I started with Western Electric and sold the heavy, expensive, gear with WE speakers to fund my next 45+ years of Mcintosh.
Mac use to be a drop in the bucket compared to WE equipment. The fact that they were in business 20 years prior helped at the time.
I can say in all honesty "Big Blue" was IBM, not Mcintosh. The blue meter weren't used for many years.
Until a C2500, blue meters weren't part of my Mac gear. I owned MX120, 121 ARPs before the C2500. My issue was I liked a valve
preamps with a remote. There SS amps sounded like slow moving syrup compared to Accuphase, Threshold or Ampzilla at the time.
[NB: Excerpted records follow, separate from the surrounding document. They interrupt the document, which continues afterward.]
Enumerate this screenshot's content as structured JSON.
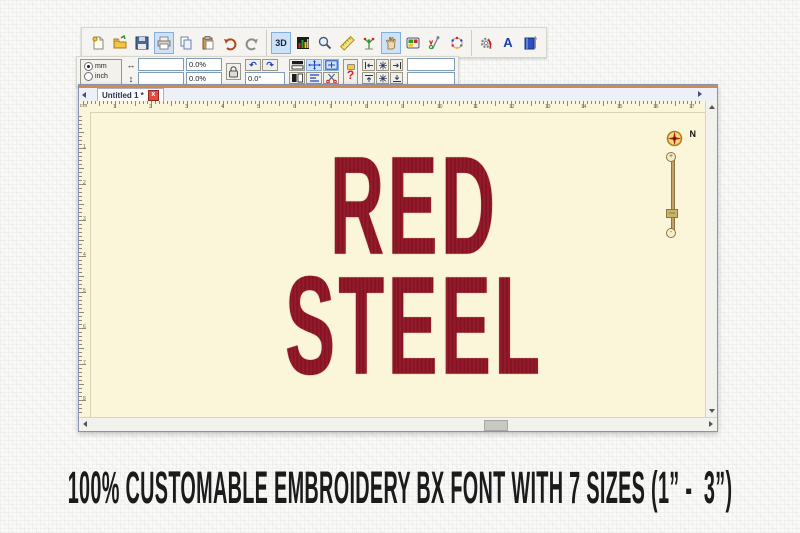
{
  "caption": "100% CUSTOMABLE EMBROIDERY BX FONT WITH 7 SIZES (1” -  3”)",
  "design": {
    "line1": "RED",
    "line2": "STEEL",
    "thread_color": "#9d1c2e",
    "canvas_color": "#fbf6d9"
  },
  "doc": {
    "tab_label": "Untitled 1 *",
    "tab_close": "x",
    "ruler_unit": "cm",
    "compass_label": "N",
    "zoom_plus": "+",
    "zoom_minus": "-"
  },
  "toolbar_main": {
    "buttons": [
      {
        "name": "new"
      },
      {
        "name": "open"
      },
      {
        "name": "save"
      },
      {
        "name": "print",
        "selected": true
      },
      {
        "name": "copy"
      },
      {
        "name": "paste"
      },
      {
        "name": "undo"
      },
      {
        "name": "redo"
      },
      {
        "name": "3d-view",
        "label": "3D",
        "selected": true
      },
      {
        "name": "density-map"
      },
      {
        "name": "zoom"
      },
      {
        "name": "measure"
      },
      {
        "name": "stitch-points"
      },
      {
        "name": "pan-hand",
        "selected": true
      },
      {
        "name": "color-palette"
      },
      {
        "name": "thread"
      },
      {
        "name": "stitch-pattern"
      },
      {
        "name": "properties"
      },
      {
        "name": "lettering",
        "label": "A"
      },
      {
        "name": "library"
      }
    ]
  },
  "transform_bar": {
    "unit_mm": "mm",
    "unit_inch": "inch",
    "selected_unit": "mm",
    "width_value": "",
    "width_percent": "0.0%",
    "height_value": "",
    "height_percent": "0.0%",
    "rotation_value": "0.0°",
    "help_label": "?",
    "pos_x_value": "",
    "pos_y_value": ""
  },
  "rulers": {
    "h_numbers": [
      "1",
      "2",
      "3",
      "4",
      "5",
      "6",
      "7",
      "8",
      "9",
      "10",
      "11",
      "12",
      "13",
      "14",
      "15",
      "16",
      "17"
    ],
    "v_numbers": [
      "1",
      "2",
      "3",
      "4",
      "5",
      "6",
      "7",
      "8"
    ]
  },
  "colors": {
    "selection_blue": "#cde2f6",
    "accent_orange": "#cf8a4e",
    "thread_red": "#9d1c2e"
  }
}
Things changed as the "Blue meter" MB came on the scene. MC2300, 2500 were a Grateful Dead thing. FEW people owned them.
MC2105 and the like were good but sound wise there was better. I just mentioned three that were at least head and maybe not shoulders
above Mcintosh power amps.
When people say C4 or C8 to me I think C4, C8 of the 50s
It's strange that most people relate to the "BLUE" meters vs the "Black and Chrome."
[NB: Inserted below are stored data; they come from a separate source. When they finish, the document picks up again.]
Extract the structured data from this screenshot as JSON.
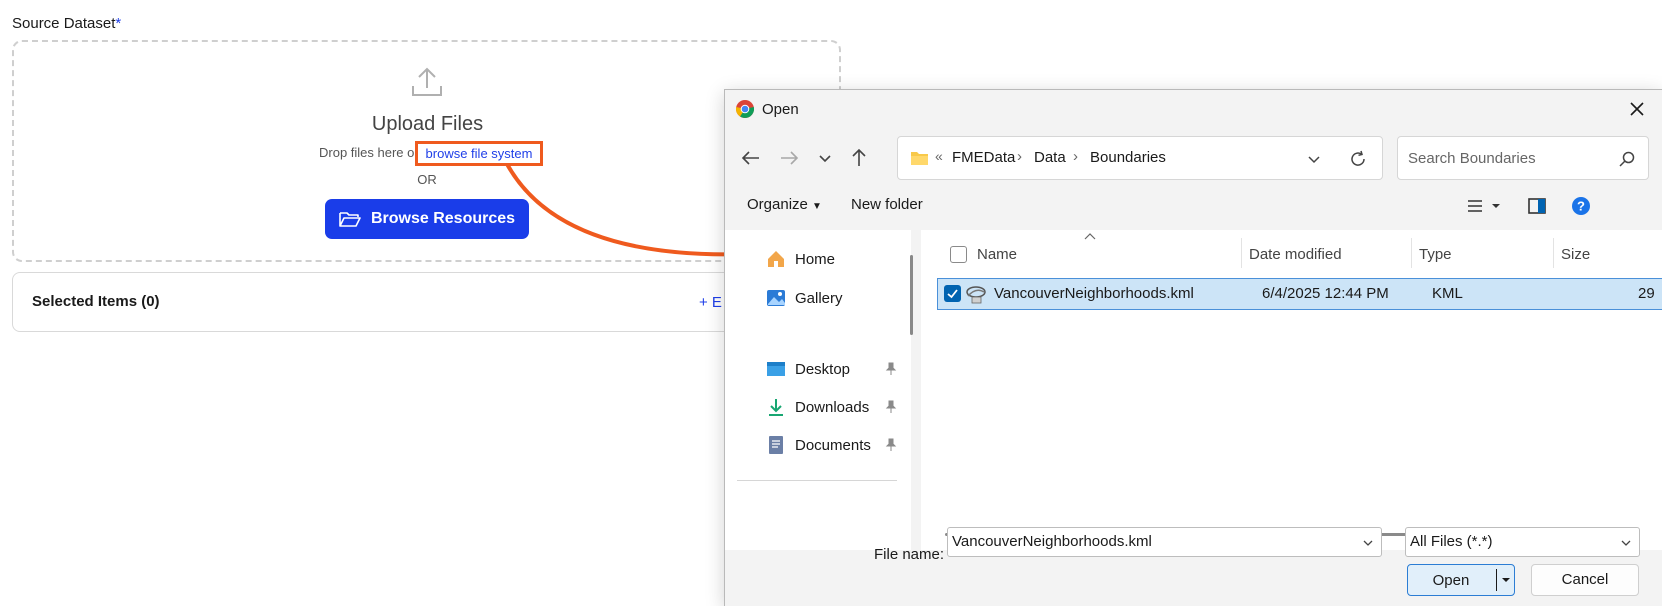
{
  "page": {
    "source_label": "Source Dataset",
    "required_mark": "*",
    "upload_title": "Upload Files",
    "drop_text": "Drop files here o",
    "browse_link": "browse file system",
    "or_text": "OR",
    "browse_resources": "Browse Resources",
    "selected_items": "Selected Items (0)",
    "add_link": "+ E"
  },
  "dialog": {
    "title": "Open",
    "breadcrumb_prefix": "«",
    "breadcrumbs": [
      "FMEData",
      "Data",
      "Boundaries"
    ],
    "search_placeholder": "Search Boundaries",
    "toolbar": {
      "organize": "Organize",
      "new_folder": "New folder"
    },
    "nav": {
      "home": "Home",
      "gallery": "Gallery",
      "desktop": "Desktop",
      "downloads": "Downloads",
      "documents": "Documents"
    },
    "columns": {
      "name": "Name",
      "date": "Date modified",
      "type": "Type",
      "size": "Size"
    },
    "files": [
      {
        "name": "VancouverNeighborhoods.kml",
        "date": "6/4/2025 12:44 PM",
        "type": "KML",
        "size": "29"
      }
    ],
    "file_name_label": "File name:",
    "file_name_value": "VancouverNeighborhoods.kml",
    "file_type": "All Files (*.*)",
    "open_button": "Open",
    "cancel_button": "Cancel"
  },
  "colors": {
    "accent_blue": "#1a3de9",
    "highlight_orange": "#ef5a1e",
    "selection": "#cce4f7"
  }
}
I have the original C11, 20s, MX110z (s) and MC225, 240s, 275s, 30s, 40s, 60s, 75s. They are MACs! They were purchased for hundreds and
sold for thousands. That is the Mac story. A MAC KIT sold for 290.00 usd.
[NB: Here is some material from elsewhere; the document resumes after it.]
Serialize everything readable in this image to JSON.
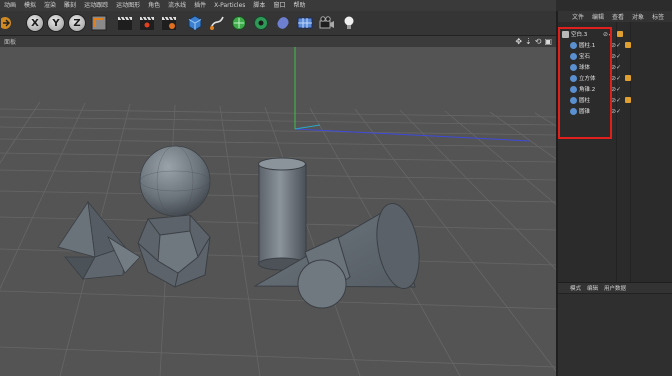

Compare a 1964 MC275 to a 2000 GG or newer and there is 15-30 more watts in mono on the older units. a 1964 SOUNDs like a Mcintosh.
A Gordon Gow sounds like as GG. I have one it kinda sucks to tell the truth.
It never made me tap my foot like any of the early MC valve gear. It was also the only power amp of Mac I blew up. And I blew it up big time.
A cable drop (first and only) with precision accuracy right on top of a class D MB Hypex. As I type my BP is 200 over 100 10 years later.